Distribution of highest education received (top) and monthly family income in Indian Rupees (bottom) across a cohort that received service calls compared to the whole population.

The proportion of beneficiaries that received a live service call within each income bracket reasonably matches the proportion in the overall population. However, differences are observed in lower income categories, where the RMAB model favors beneficiaries with lower income and beneficiaries with no formal education. Lastly, domain experts at ARMMAN have been deeply involved in the development and testing of this system and have provided continuous input and oversight in data interpretation, data consumption, and model design.

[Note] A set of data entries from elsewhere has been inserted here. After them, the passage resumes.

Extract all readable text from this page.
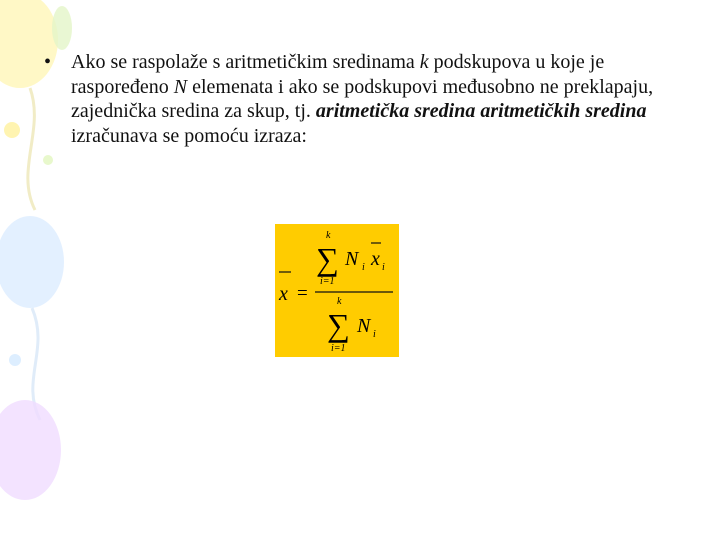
• Ako se raspolaže s aritmetičkim sredinama k podskupova u koje je raspoređeno N elemenata i ako se podskupovi međusobno ne preklapaju, zajednička sredina za skup, tj. aritmetička sredina aritmetičkih sredina izračunava se pomoću izraza:
x =
k
∑
i=1
N i x i
k
∑
i=1
N i
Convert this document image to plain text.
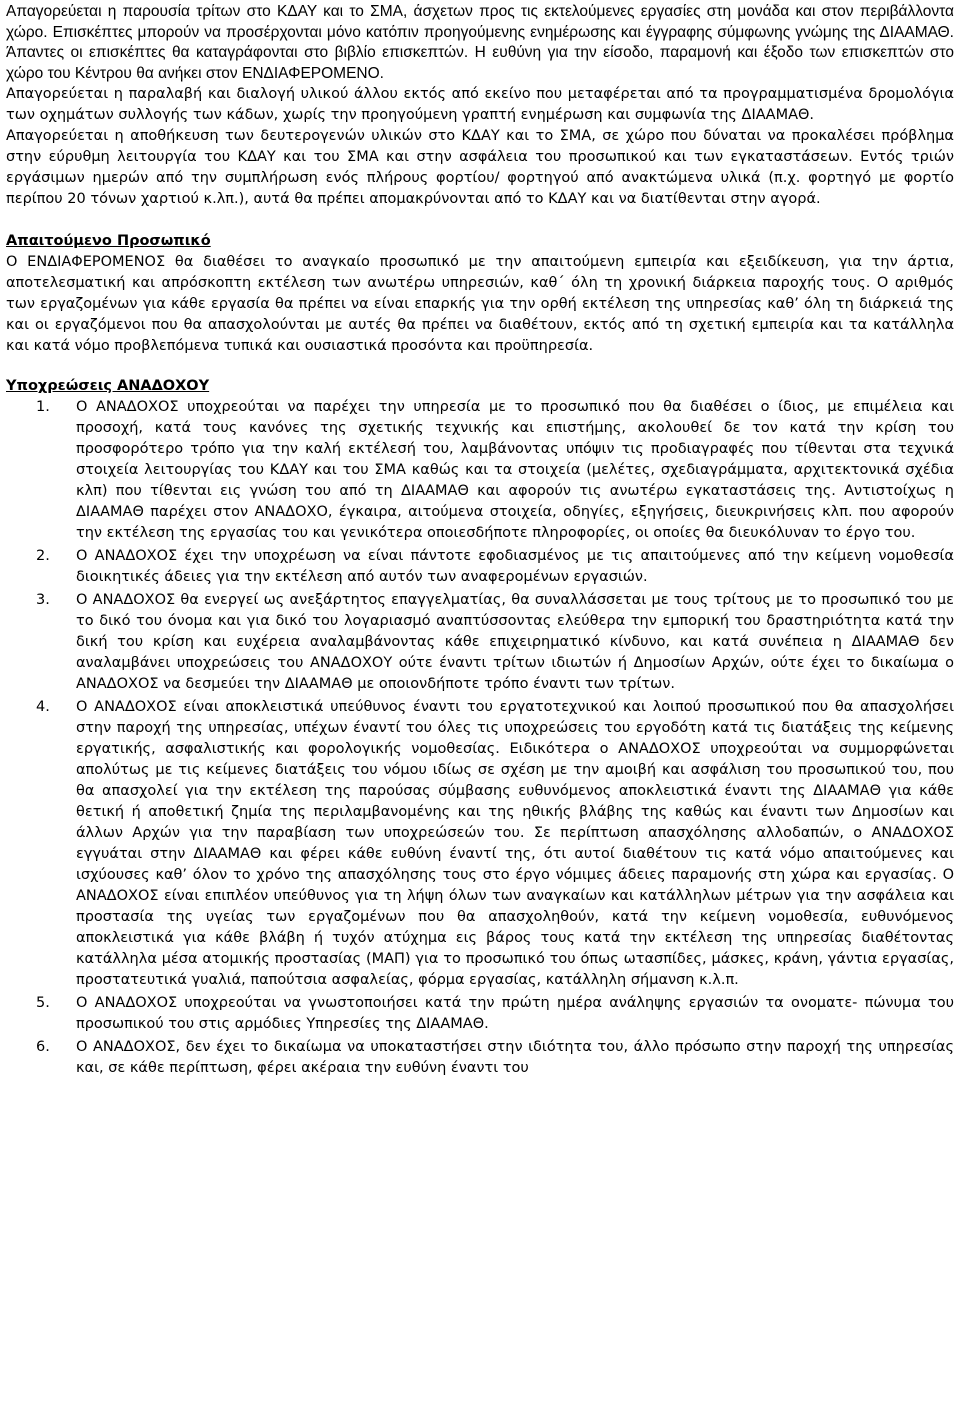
Απαγορεύεται η παρουσία τρίτων στο ΚΔΑΥ και το ΣΜΑ, άσχετων προς τις εκτελούμενες εργασίες στη μονάδα και στον περιβάλλοντα χώρο. Επισκέπτες μπορούν να προσέρχονται μόνο κατόπιν προηγούμενης ενημέρωσης και έγγραφης σύμφωνης γνώμης της ΔΙΑΑΜΑΘ. Άπαντες οι επισκέπτες θα καταγράφονται στο βιβλίο επισκεπτών. Η ευθύνη για την είσοδο, παραμονή και έξοδο των επισκεπτών στο χώρο του Κέντρου θα ανήκει στον ΕΝΔΙΑΦΕΡΟΜΕΝΟ.

Απαγορεύεται η παραλαβή και διαλογή υλικού άλλου εκτός από εκείνο που μεταφέρεται από τα προγραμματισμένα δρομολόγια των οχημάτων συλλογής των κάδων, χωρίς την προηγούμενη γραπτή ενημέρωση και συμφωνία της ΔΙΑΑΜΑΘ.

Απαγορεύεται η αποθήκευση των δευτερογενών υλικών στο ΚΔΑΥ και το ΣΜΑ, σε χώρο που δύναται να προκαλέσει πρόβλημα στην εύρυθμη λειτουργία του ΚΔΑΥ και του ΣΜΑ και στην ασφάλεια του προσωπικού και των εγκαταστάσεων. Εντός τριών εργάσιμων ημερών από την συμπλήρωση ενός πλήρους φορτίου/ φορτηγού από ανακτώμενα υλικά (π.χ. φορτηγό με φορτίο περίπου 20 τόνων χαρτιού κ.λπ.), αυτά θα πρέπει απομακρύνονται από το ΚΔΑΥ και να διατίθενται στην αγορά.

Απαιτούμενο Προσωπικό

Ο ΕΝΔΙΑΦΕΡΟΜΕΝΟΣ θα διαθέσει το αναγκαίο προσωπικό με την απαιτούμενη εμπειρία και εξειδίκευση, για την άρτια, αποτελεσματική και απρόσκοπτη εκτέλεση των ανωτέρω υπηρεσιών, καθ΄ όλη τη χρονική διάρκεια παροχής τους. Ο αριθμός των εργαζομένων για κάθε εργασία θα πρέπει να είναι επαρκής για την ορθή εκτέλεση της υπηρεσίας καθ’ όλη τη διάρκειά της και οι εργαζόμενοι που θα απασχολούνται με αυτές θα πρέπει να διαθέτουν, εκτός από τη σχετική εμπειρία και τα κατάλληλα και κατά νόμο προβλεπόμενα τυπικά και ουσιαστικά προσόντα και προϋπηρεσία.

Υποχρεώσεις ΑΝΑΔΟΧΟΥ

1. Ο ΑΝΑΔΟΧΟΣ υποχρεούται να παρέχει την υπηρεσία με το προσωπικό που θα διαθέσει ο ίδιος, με επιμέλεια και προσοχή, κατά τους κανόνες της σχετικής τεχνικής και επιστήμης, ακολουθεί δε τον κατά την κρίση του προσφορότερο τρόπο για την καλή εκτέλεσή του, λαμβάνοντας υπόψιν τις προδιαγραφές που τίθενται στα τεχνικά στοιχεία λειτουργίας του ΚΔΑΥ και του ΣΜΑ καθώς και τα στοιχεία (μελέτες, σχεδιαγράμματα, αρχιτεκτονικά σχέδια κλπ) που τίθενται εις γνώση του από τη ΔΙΑΑΜΑΘ και αφορούν τις ανωτέρω εγκαταστάσεις της. Αντιστοίχως η ΔΙΑΑΜΑΘ παρέχει στον ΑΝΑΔΟΧΟ, έγκαιρα, αιτούμενα στοιχεία, οδηγίες, εξηγήσεις, διευκρινήσεις κλπ. που αφορούν την εκτέλεση της εργασίας του και γενικότερα οποιεσδήποτε πληροφορίες, οι οποίες θα διευκόλυναν το έργο του.
2. Ο ΑΝΑΔΟΧΟΣ έχει την υποχρέωση να είναι πάντοτε εφοδιασμένος με τις απαιτούμενες από την κείμενη νομοθεσία διοικητικές άδειες για την εκτέλεση από αυτόν των αναφερομένων εργασιών.
3. Ο ΑΝΑΔΟΧΟΣ θα ενεργεί ως ανεξάρτητος επαγγελματίας, θα συναλλάσσεται με τους τρίτους με το προσωπικό του με το δικό του όνομα και για δικό του λογαριασμό αναπτύσσοντας ελεύθερα την εμπορική του δραστηριότητα κατά την δική του κρίση και ευχέρεια αναλαμβάνοντας κάθε επιχειρηματικό κίνδυνο, και κατά συνέπεια η ΔΙΑΑΜΑΘ δεν αναλαμβάνει υποχρεώσεις του ΑΝΑΔΟΧΟΥ ούτε έναντι τρίτων ιδιωτών ή Δημοσίων Αρχών, ούτε έχει το δικαίωμα ο ΑΝΑΔΟΧΟΣ να δεσμεύει την ΔΙΑΑΜΑΘ με οποιονδήποτε τρόπο έναντι των τρίτων.
4. Ο ΑΝΑΔΟΧΟΣ είναι αποκλειστικά υπεύθυνος έναντι του εργατοτεχνικού και λοιπού προσωπικού που θα απασχολήσει στην παροχή της υπηρεσίας, υπέχων έναντί του όλες τις υποχρεώσεις του εργοδότη κατά τις διατάξεις της κείμενης εργατικής, ασφαλιστικής και φορολογικής νομοθεσίας. Ειδικότερα ο ΑΝΑΔΟΧΟΣ υποχρεούται να συμμορφώνεται απολύτως με τις κείμενες διατάξεις του νόμου ιδίως σε σχέση με την αμοιβή και ασφάλιση του προσωπικού του, που θα απασχολεί για την εκτέλεση της παρούσας σύμβασης ευθυνόμενος αποκλειστικά έναντι της ΔΙΑΑΜΑΘ για κάθε θετική ή αποθετική ζημία της περιλαμβανομένης και της ηθικής βλάβης της καθώς και έναντι των Δημοσίων και άλλων Αρχών για την παραβίαση των υποχρεώσεών του. Σε περίπτωση απασχόλησης αλλοδαπών, ο ΑΝΑΔΟΧΟΣ εγγυάται στην ΔΙΑΑΜΑΘ και φέρει κάθε ευθύνη έναντί της, ότι αυτοί διαθέτουν τις κατά νόμο απαιτούμενες και ισχύουσες καθ’ όλον το χρόνο της απασχόλησης τους στο έργο νόμιμες άδειες παραμονής στη χώρα και εργασίας. Ο ΑΝΑΔΟΧΟΣ είναι επιπλέον υπεύθυνος για τη λήψη όλων των αναγκαίων και κατάλληλων μέτρων για την ασφάλεια και προστασία της υγείας των εργαζομένων που θα απασχοληθούν, κατά την κείμενη νομοθεσία, ευθυνόμενος αποκλειστικά για κάθε βλάβη ή τυχόν ατύχημα εις βάρος τους κατά την εκτέλεση της υπηρεσίας διαθέτοντας κατάλληλα μέσα ατομικής προστασίας (ΜΑΠ) για το προσωπικό του όπως ωτασπίδες, μάσκες, κράνη, γάντια εργασίας, προστατευτικά γυαλιά, παπούτσια ασφαλείας, φόρμα εργασίας, κατάλληλη σήμανση κ.λ.π.
5. Ο ΑΝΑΔΟΧΟΣ υποχρεούται να γνωστοποιήσει κατά την πρώτη ημέρα ανάληψης εργασιών τα ονοματε- πώνυμα του προσωπικού του στις αρμόδιες Υπηρεσίες της ΔΙΑΑΜΑΘ.
6. Ο ΑΝΑΔΟΧΟΣ, δεν έχει το δικαίωμα να υποκαταστήσει στην ιδιότητα του, άλλο πρόσωπο στην παροχή της υπηρεσίας και, σε κάθε περίπτωση, φέρει ακέραια την ευθύνη έναντι του
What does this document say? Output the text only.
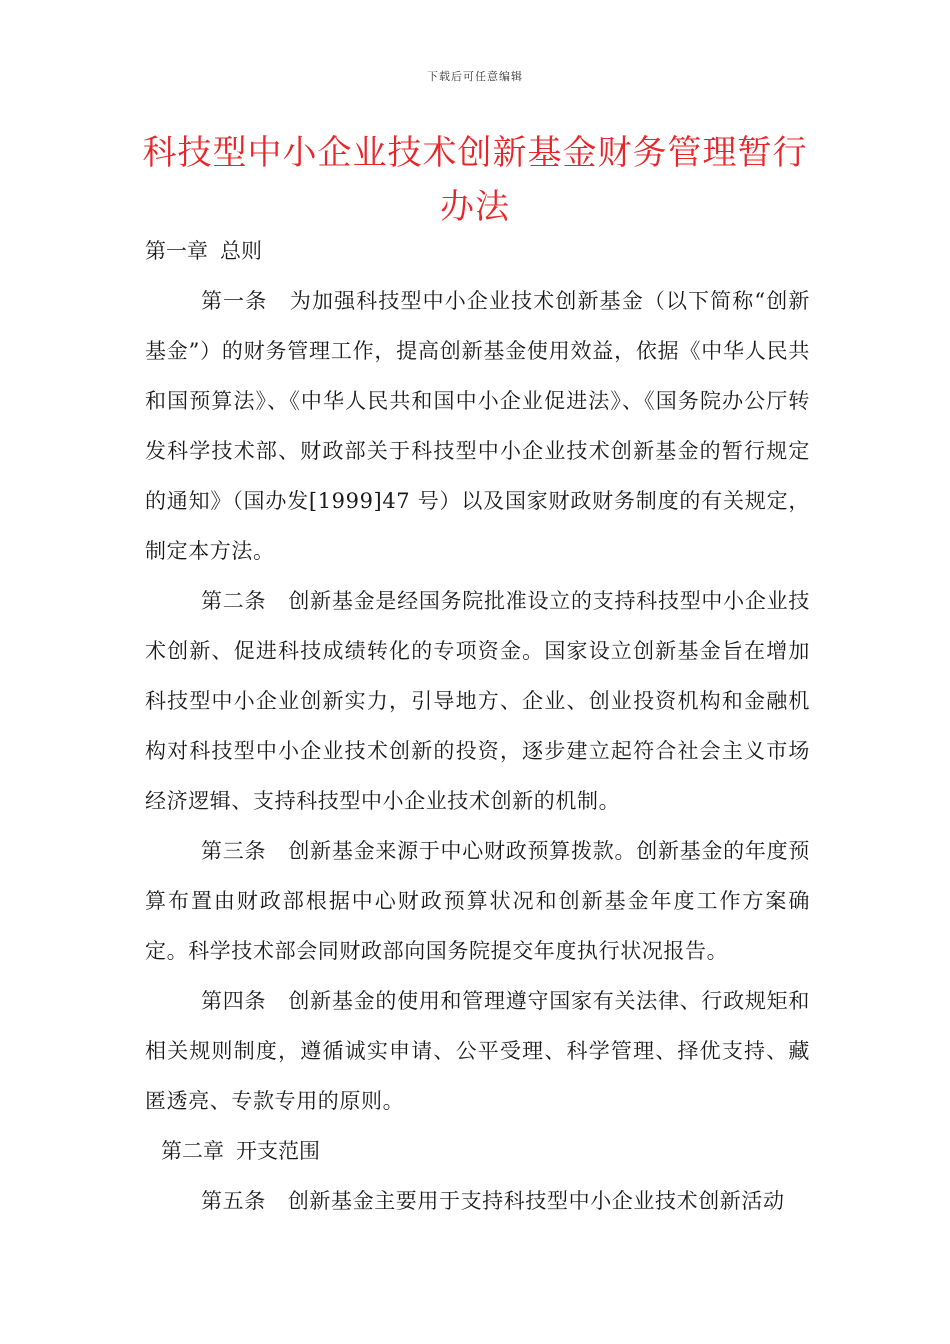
下载后可任意编辑
科技型中小企业技术创新基金财务管理暂行办法

第一章 总则

第一条 为加强科技型中小企业技术创新基金（以下简称“创新基金”）的财务管理工作，提高创新基金使用效益，依据《中华人民共和国预算法》、《中华人民共和国中小企业促进法》、《国务院办公厅转发科学技术部、财政部关于科技型中小企业技术创新基金的暂行规定的通知》（国办发[1999]47 号）以及国家财政财务制度的有关规定，制定本方法。

第二条 创新基金是经国务院批准设立的支持科技型中小企业技术创新、促进科技成绩转化的专项资金。国家设立创新基金旨在增加科技型中小企业创新实力，引导地方、企业、创业投资机构和金融机构对科技型中小企业技术创新的投资，逐步建立起符合社会主义市场经济逻辑、支持科技型中小企业技术创新的机制。

第三条 创新基金来源于中心财政预算拨款。创新基金的年度预算布置由财政部根据中心财政预算状况和创新基金年度工作方案确定。科学技术部会同财政部向国务院提交年度执行状况报告。

第四条 创新基金的使用和管理遵守国家有关法律、行政规矩和相关规则制度，遵循诚实申请、公平受理、科学管理、择优支持、藏匿透亮、专款专用的原则。

第二章 开支范围

第五条 创新基金主要用于支持科技型中小企业技术创新活动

After thorough testing, the NGO has currently deployed this system for scheduling of service calls on a weekly basis. We are hopeful that this will pave the way for more deployments of ML algorithms for social impact in partnerships with non-profits in service of populations that have so far benefited less from ML. This work was also featured in Google for India 2021.

This work is part of our AI for Social Good efforts and was led by Google Research, India. Thanks to all our collaborators at ARMMAN, Google Research India,, and University Relations: Aparna Hegde, Neha Madhiwalla, Suresh Chaudhary, Aditya Mate, Lovish Madaan, Shresth Verma, Gargi Singh, Divy Thakkar.

1ARMMAN runs multiple programs to provide preventive care information to women through pregnancy and infancy enabling them to seek care, as well as programs to train and support health workers for timely detection and management of high-risk conditions.